The police service is panicking over the murders by Immolation Man, so they bring back a disgraced detective with the excellent name of Washington Poe. He links up with a young research specialist, Tilly Bradshaw: she has special needs but can deliver the goods. They are an excellent team, and we can only hope that this is the first of a series featuring them. Their relationship and dialogue are hugely entertaining and delightful.

This is a proper police procedural, with a very gripping step-by-step investigation, and some very clever clues. It is also a true serial killer book, and at times can get very gruesome indeed. That is my only reservation, and I feel I should point that out for those who like a warning.
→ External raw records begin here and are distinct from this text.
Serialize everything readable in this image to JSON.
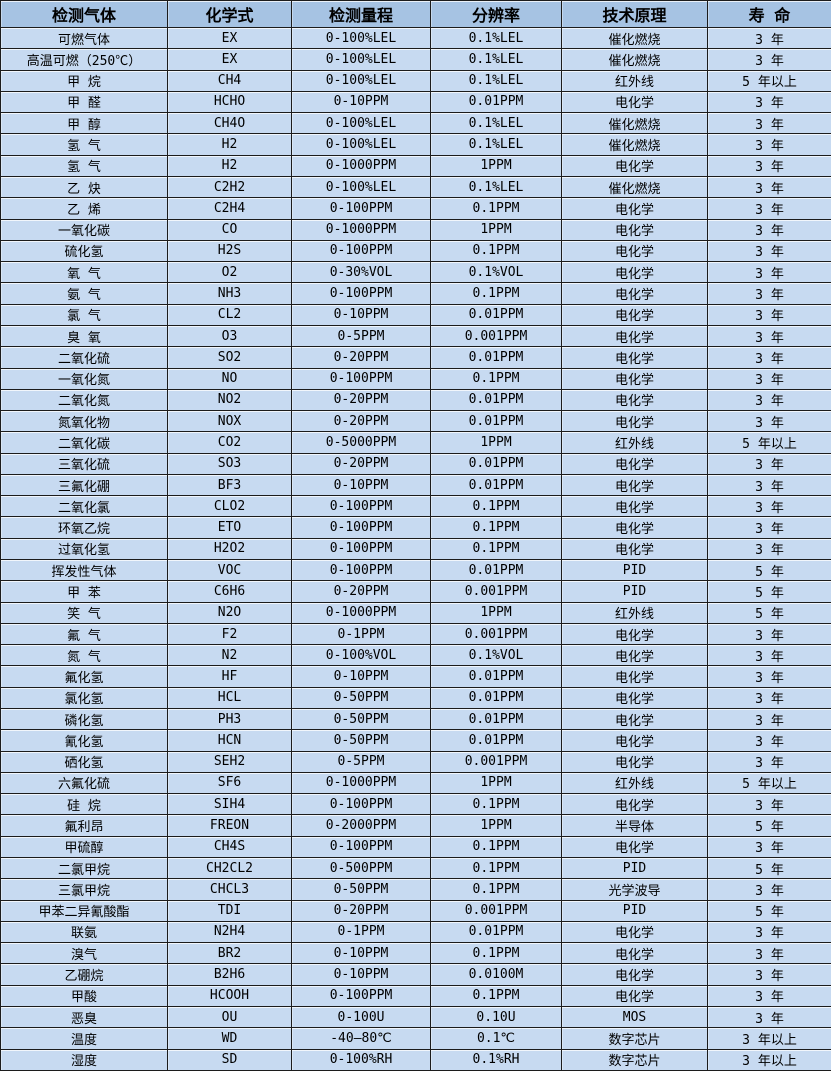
{
  "colors": {
    "header_bg": "#a6c3e3",
    "row_bg": "#c7daf1",
    "border": "#1c1c1c",
    "text": "#000000"
  },
  "table": {
    "headers": [
      "检测气体",
      "化学式",
      "检测量程",
      "分辨率",
      "技术原理",
      "寿 命"
    ],
    "rows": [
      [
        "可燃气体",
        "EX",
        "0-100%LEL",
        "0.1%LEL",
        "催化燃烧",
        "3 年"
      ],
      [
        "高温可燃（250℃）",
        "EX",
        "0-100%LEL",
        "0.1%LEL",
        "催化燃烧",
        "3 年"
      ],
      [
        "甲 烷",
        "CH4",
        "0-100%LEL",
        "0.1%LEL",
        "红外线",
        "5 年以上"
      ],
      [
        "甲 醛",
        "HCHO",
        "0-10PPM",
        "0.01PPM",
        "电化学",
        "3 年"
      ],
      [
        "甲 醇",
        "CH4O",
        "0-100%LEL",
        "0.1%LEL",
        "催化燃烧",
        "3 年"
      ],
      [
        "氢 气",
        "H2",
        "0-100%LEL",
        "0.1%LEL",
        "催化燃烧",
        "3 年"
      ],
      [
        "氢 气",
        "H2",
        "0-1000PPM",
        "1PPM",
        "电化学",
        "3 年"
      ],
      [
        "乙 炔",
        "C2H2",
        "0-100%LEL",
        "0.1%LEL",
        "催化燃烧",
        "3 年"
      ],
      [
        "乙 烯",
        "C2H4",
        "0-100PPM",
        "0.1PPM",
        "电化学",
        "3 年"
      ],
      [
        "一氧化碳",
        "CO",
        "0-1000PPM",
        "1PPM",
        "电化学",
        "3 年"
      ],
      [
        "硫化氢",
        "H2S",
        "0-100PPM",
        "0.1PPM",
        "电化学",
        "3 年"
      ],
      [
        "氧 气",
        "O2",
        "0-30%VOL",
        "0.1%VOL",
        "电化学",
        "3 年"
      ],
      [
        "氨 气",
        "NH3",
        "0-100PPM",
        "0.1PPM",
        "电化学",
        "3 年"
      ],
      [
        "氯 气",
        "CL2",
        "0-10PPM",
        "0.01PPM",
        "电化学",
        "3 年"
      ],
      [
        "臭 氧",
        "O3",
        "0-5PPM",
        "0.001PPM",
        "电化学",
        "3 年"
      ],
      [
        "二氧化硫",
        "SO2",
        "0-20PPM",
        "0.01PPM",
        "电化学",
        "3 年"
      ],
      [
        "一氧化氮",
        "NO",
        "0-100PPM",
        "0.1PPM",
        "电化学",
        "3 年"
      ],
      [
        "二氧化氮",
        "NO2",
        "0-20PPM",
        "0.01PPM",
        "电化学",
        "3 年"
      ],
      [
        "氮氧化物",
        "NOX",
        "0-20PPM",
        "0.01PPM",
        "电化学",
        "3 年"
      ],
      [
        "二氧化碳",
        "CO2",
        "0-5000PPM",
        "1PPM",
        "红外线",
        "5 年以上"
      ],
      [
        "三氧化硫",
        "SO3",
        "0-20PPM",
        "0.01PPM",
        "电化学",
        "3 年"
      ],
      [
        "三氟化硼",
        "BF3",
        "0-10PPM",
        "0.01PPM",
        "电化学",
        "3 年"
      ],
      [
        "二氧化氯",
        "CLO2",
        "0-100PPM",
        "0.1PPM",
        "电化学",
        "3 年"
      ],
      [
        "环氧乙烷",
        "ETO",
        "0-100PPM",
        "0.1PPM",
        "电化学",
        "3 年"
      ],
      [
        "过氧化氢",
        "H2O2",
        "0-100PPM",
        "0.1PPM",
        "电化学",
        "3 年"
      ],
      [
        "挥发性气体",
        "VOC",
        "0-100PPM",
        "0.01PPM",
        "PID",
        "5 年"
      ],
      [
        "甲 苯",
        "C6H6",
        "0-20PPM",
        "0.001PPM",
        "PID",
        "5 年"
      ],
      [
        "笑 气",
        "N2O",
        "0-1000PPM",
        "1PPM",
        "红外线",
        "5 年"
      ],
      [
        "氟 气",
        "F2",
        "0-1PPM",
        "0.001PPM",
        "电化学",
        "3 年"
      ],
      [
        "氮 气",
        "N2",
        "0-100%VOL",
        "0.1%VOL",
        "电化学",
        "3 年"
      ],
      [
        "氟化氢",
        "HF",
        "0-10PPM",
        "0.01PPM",
        "电化学",
        "3 年"
      ],
      [
        "氯化氢",
        "HCL",
        "0-50PPM",
        "0.01PPM",
        "电化学",
        "3 年"
      ],
      [
        "磷化氢",
        "PH3",
        "0-50PPM",
        "0.01PPM",
        "电化学",
        "3 年"
      ],
      [
        "氰化氢",
        "HCN",
        "0-50PPM",
        "0.01PPM",
        "电化学",
        "3 年"
      ],
      [
        "硒化氢",
        "SEH2",
        "0-5PPM",
        "0.001PPM",
        "电化学",
        "3 年"
      ],
      [
        "六氟化硫",
        "SF6",
        "0-1000PPM",
        "1PPM",
        "红外线",
        "5 年以上"
      ],
      [
        "硅 烷",
        "SIH4",
        "0-100PPM",
        "0.1PPM",
        "电化学",
        "3 年"
      ],
      [
        "氟利昂",
        "FREON",
        "0-2000PPM",
        "1PPM",
        "半导体",
        "5 年"
      ],
      [
        "甲硫醇",
        "CH4S",
        "0-100PPM",
        "0.1PPM",
        "电化学",
        "3 年"
      ],
      [
        "二氯甲烷",
        "CH2CL2",
        "0-500PPM",
        "0.1PPM",
        "PID",
        "5 年"
      ],
      [
        "三氯甲烷",
        "CHCL3",
        "0-50PPM",
        "0.1PPM",
        "光学波导",
        "3 年"
      ],
      [
        "甲苯二异氰酸酯",
        "TDI",
        "0-20PPM",
        "0.001PPM",
        "PID",
        "5 年"
      ],
      [
        "联氨",
        "N2H4",
        "0-1PPM",
        "0.01PPM",
        "电化学",
        "3 年"
      ],
      [
        "溴气",
        "BR2",
        "0-10PPM",
        "0.1PPM",
        "电化学",
        "3 年"
      ],
      [
        "乙硼烷",
        "B2H6",
        "0-10PPM",
        "0.0100M",
        "电化学",
        "3 年"
      ],
      [
        "甲酸",
        "HCOOH",
        "0-100PPM",
        "0.1PPM",
        "电化学",
        "3 年"
      ],
      [
        "恶臭",
        "OU",
        "0-100U",
        "0.10U",
        "MOS",
        "3 年"
      ],
      [
        "温度",
        "WD",
        "-40—80℃",
        "0.1℃",
        "数字芯片",
        "3 年以上"
      ],
      [
        "湿度",
        "SD",
        "0-100%RH",
        "0.1%RH",
        "数字芯片",
        "3 年以上"
      ]
    ]
  }
}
But as you can see from the comments on the cover, below, most people really like this book. It is very confidently-written, it doesn’t read like a debut at all.

The test for Poe and Bradshaw is to try to find what links the killer’s victims, and as usual the answer lies in the past and is uncovered bit by bit - and a very horrible story it is. By the end Poe is left with a moral dilemma, one only resolved in the final words of the book.

The sleuthing goes in all kinds of interesting directions. We learn about the Percontation Point – ‘a little-known notation used to indicate that the sentence is to be taken rhetorically, ironically, or as sarcasm.’ I’d never heard of it, so checked, and yes it is a real thing.

There is full and engrossing use of modern technology, and there is even a visit to a coffee shop in Carlisle that I have been to myself.

There is an exhumation scene – something I always enjoy, I once wrote an article for the Guardian about such events in literature.

With thanks to Jackie for making the connection…

Pictures show Long Meg and Her Daughters, top, Castlerigg, second, and the cover of the paperback – out on Jan 24th.


  1. You had me at the Lake District setting, Moira! And it does sound like a very engrossing police procedural. This one definitely goes on the list!

    1. The setting is intrinsic to the book and done very well. Just remember I warned you that it is violent!

  2. I am in the midst of a group of Canadian crime fiction books but this sounds very interesting. Last spring I visited Stonehenge and found it a powerful experience.

    1. Yes, stone circles certainly evoke atmosphere - whether they are visited or written about! look forward to hearing about your Canadian books.

  3. I've heard good things about this one from a few on-line friends, but I'm not a massive fan of the serial killer book. There are a few authors I'll make an exception for.

    1. I thought this one would be right up your street. I don't think I knew you were averse to serial killers... (in books. I would expect you to be averse in real life!)

  4. I too was attracted by the Lake District setting, but I am definitely off serial killer stories. I am reading one right now, accidentally. So far, that is my only complaint about the book, but it confirms that I just don't like that kind of story. I am sometimes willing to try an author regardless, and sometimes it is worth it, but there is just something (more than one thing, actually) that bothers me about that type of story.

    1. I am not always a huge fan of those books, it depends very much on there being a proper strong story too, and not too much violence just for the sake of it. So this one passed the test.